Formel-1-Rennen in Spielberg:Das Dilemma mit der Aufputschlimo

Formel-1-Rennen in Spielberg: Die F1-Zukunft von Sebastian Vettel ist vor allem eines: ungewiss.

Die F1-Zukunft von Sebastian Vettel ist vor allem eines: ungewiss.

(Foto: AP)

Sebastian Vettel bekommt für 2021 von Red Bull einen Korb. Deren zweites Cockpit ist schon besetzt, von einem thailändischen Fahrer - mit schlagenden Argumenten.

Von Philipp Schneider

Sebastian Vettel ist Anfang der Woche wandern gewesen, es gibt da einige schöne Touren rund um die Rennstrecke in Spielberg.
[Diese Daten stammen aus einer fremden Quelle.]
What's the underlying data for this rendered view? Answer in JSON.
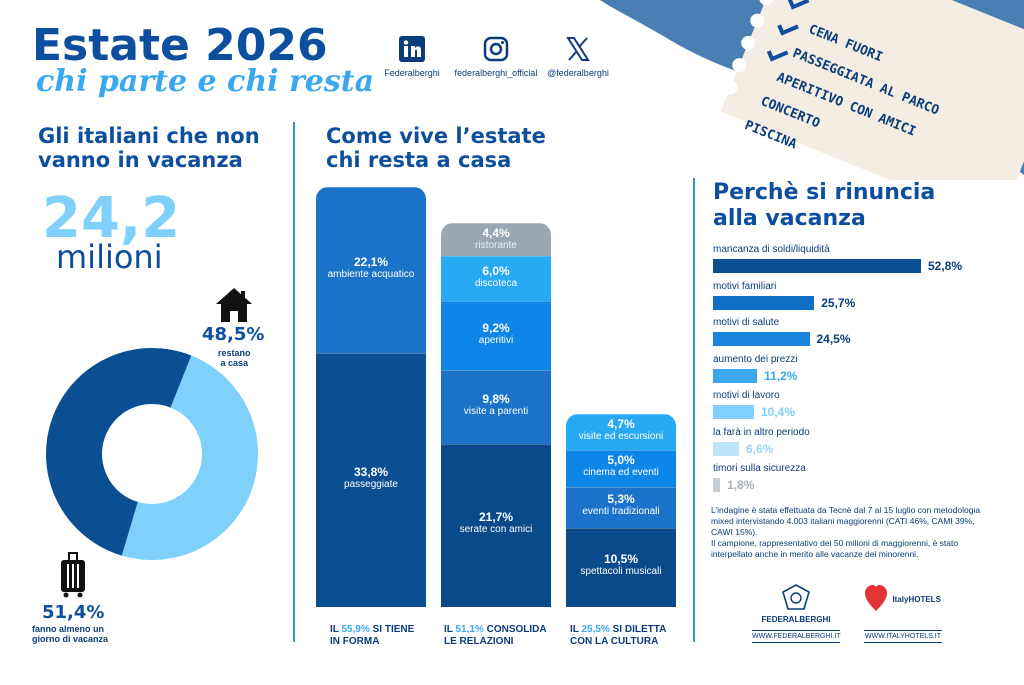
{
  "header": {
    "title": "Estate 2026",
    "subtitle": "chi parte e chi resta"
  },
  "social": [
    {
      "icon": "linkedin-icon",
      "label": "Federalberghi"
    },
    {
      "icon": "instagram-icon",
      "label": "federalberghi_official"
    },
    {
      "icon": "x-icon",
      "label": "@federalberghi"
    }
  ],
  "ticket": {
    "items": [
      "CENA FUORI",
      "PASSEGGIATA AL PARCO",
      "APERITIVO CON AMICI",
      "CONCERTO",
      "PISCINA"
    ]
  },
  "left": {
    "heading_line1": "Gli italiani che non",
    "heading_line2": "vanno in vacanza",
    "big_value": "24,2",
    "big_unit": "milioni",
    "stay": {
      "pct": "48,5%",
      "label_line1": "restano",
      "label_line2": "a casa",
      "icon": "house-icon"
    },
    "go": {
      "pct": "51,4%",
      "label_line1": "fanno almeno un",
      "label_line2": "giorno di vacanza",
      "icon": "suitcase-icon"
    }
  },
  "middle": {
    "heading_line1": "Come vive l’estate",
    "heading_line2": "chi resta a casa",
    "captions": [
      {
        "pre": "IL ",
        "hl": "55,9%",
        "post": " SI TIENE",
        "line2": "IN FORMA"
      },
      {
        "pre": "IL ",
        "hl": "51,1%",
        "post": " CONSOLIDA",
        "line2": "LE RELAZIONI"
      },
      {
        "pre": "IL ",
        "hl": "25,5%",
        "post": " SI DILETTA",
        "line2": "CON LA CULTURA"
      }
    ]
  },
  "right": {
    "heading_line1": "Perchè si rinuncia",
    "heading_line2": "alla vacanza"
  },
  "note": {
    "line1": "L’indagine è stata effettuata da Tecnè dal 7 al 15 luglio con metodologia mixed intervistando 4.003 italiani maggiorenni (CATI 46%, CAMI 39%, CAWI 15%).",
    "line2": "Il campione, rappresentativo dei 50 milioni di maggiorenni, è stato interpellato anche in merito alle vacanze dei minorenni."
  },
  "logos": {
    "federalberghi": {
      "name": "FEDERALBERGHI",
      "url": "WWW.FEDERALBERGHI.IT"
    },
    "italyhotels": {
      "name": "ItalyHOTELS",
      "url": "WWW.ITALYHOTELS.IT"
    }
  },
  "colors": {
    "dark": "#0b4f93",
    "darker": "#0a4a8a",
    "mid": "#1a73c8",
    "bright": "#0e86e8",
    "light": "#27a9f3",
    "pale": "#7fd0fb",
    "gray": "#9aa7b3"
  },
  "chart_data": [
    {
      "type": "pie",
      "labels": [
        "restano a casa",
        "fanno almeno un giorno di vacanza"
      ],
      "values": [
        48.5,
        51.4
      ],
      "colors": [
        "#7fd0fb",
        "#0b4f93"
      ]
    },
    {
      "type": "bar",
      "stacked": true,
      "series": [
        {
          "segments": [
            {
              "label": "ambiente acquatico",
              "value": 22.1,
              "display": "22,1%"
            },
            {
              "label": "passeggiate",
              "value": 33.8,
              "display": "33,8%"
            }
          ]
        },
        {
          "segments": [
            {
              "label": "ristorante",
              "value": 4.4,
              "display": "4,4%"
            },
            {
              "label": "discoteca",
              "value": 6.0,
              "display": "6,0%"
            },
            {
              "label": "aperitivi",
              "value": 9.2,
              "display": "9,2%"
            },
            {
              "label": "visite a parenti",
              "value": 9.8,
              "display": "9,8%"
            },
            {
              "label": "serate con amici",
              "value": 21.7,
              "display": "21,7%"
            }
          ]
        },
        {
          "segments": [
            {
              "label": "visite ed escursioni",
              "value": 4.7,
              "display": "4,7%"
            },
            {
              "label": "cinema ed eventi",
              "value": 5.0,
              "display": "5,0%"
            },
            {
              "label": "eventi tradizionali",
              "value": 5.3,
              "display": "5,3%"
            },
            {
              "label": "spettacoli musicali",
              "value": 10.5,
              "display": "10,5%"
            }
          ]
        }
      ]
    },
    {
      "type": "bar",
      "orientation": "horizontal",
      "categories": [
        "mancanza di soldi/liquidità",
        "motivi familiari",
        "motivi di salute",
        "aumento dei prezzi",
        "motivi di lavoro",
        "la farà in altro periodo",
        "timori sulla sicurezza"
      ],
      "values": [
        52.8,
        25.7,
        24.5,
        11.2,
        10.4,
        6.6,
        1.8
      ],
      "displays": [
        "52,8%",
        "25,7%",
        "24,5%",
        "11,2%",
        "10,4%",
        "6,6%",
        "1,8%"
      ],
      "colors": [
        "#0b4f93",
        "#0e6fc4",
        "#1a86e0",
        "#3aa8f0",
        "#7fd0fb",
        "#bde6fb",
        "#c9ced4"
      ]
    }
  ]
}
Vettel ist also nicht in Monte Carlo gewesen, um dort auf Bildchen aufzutauchen wie Valtteri Bottas. Auf dem Gipfel eines Hügels in der Steiermark konnte Vettel auch schlecht wie Charles Leclerc einen Kellner treffen, der ihn auf der Terrasse eines Restaurants ablichtet und das Foto ins Internet stellt. Wo es nun zu finden ist an der Seite eines weiteren Motivs: Leclerc, Seite an Seite mit Kumpels in Monaco, ganz klar bei bester Laune. Was man weiß, weil sich ihr Lachen hinter keinem Mundschutz verbirgt.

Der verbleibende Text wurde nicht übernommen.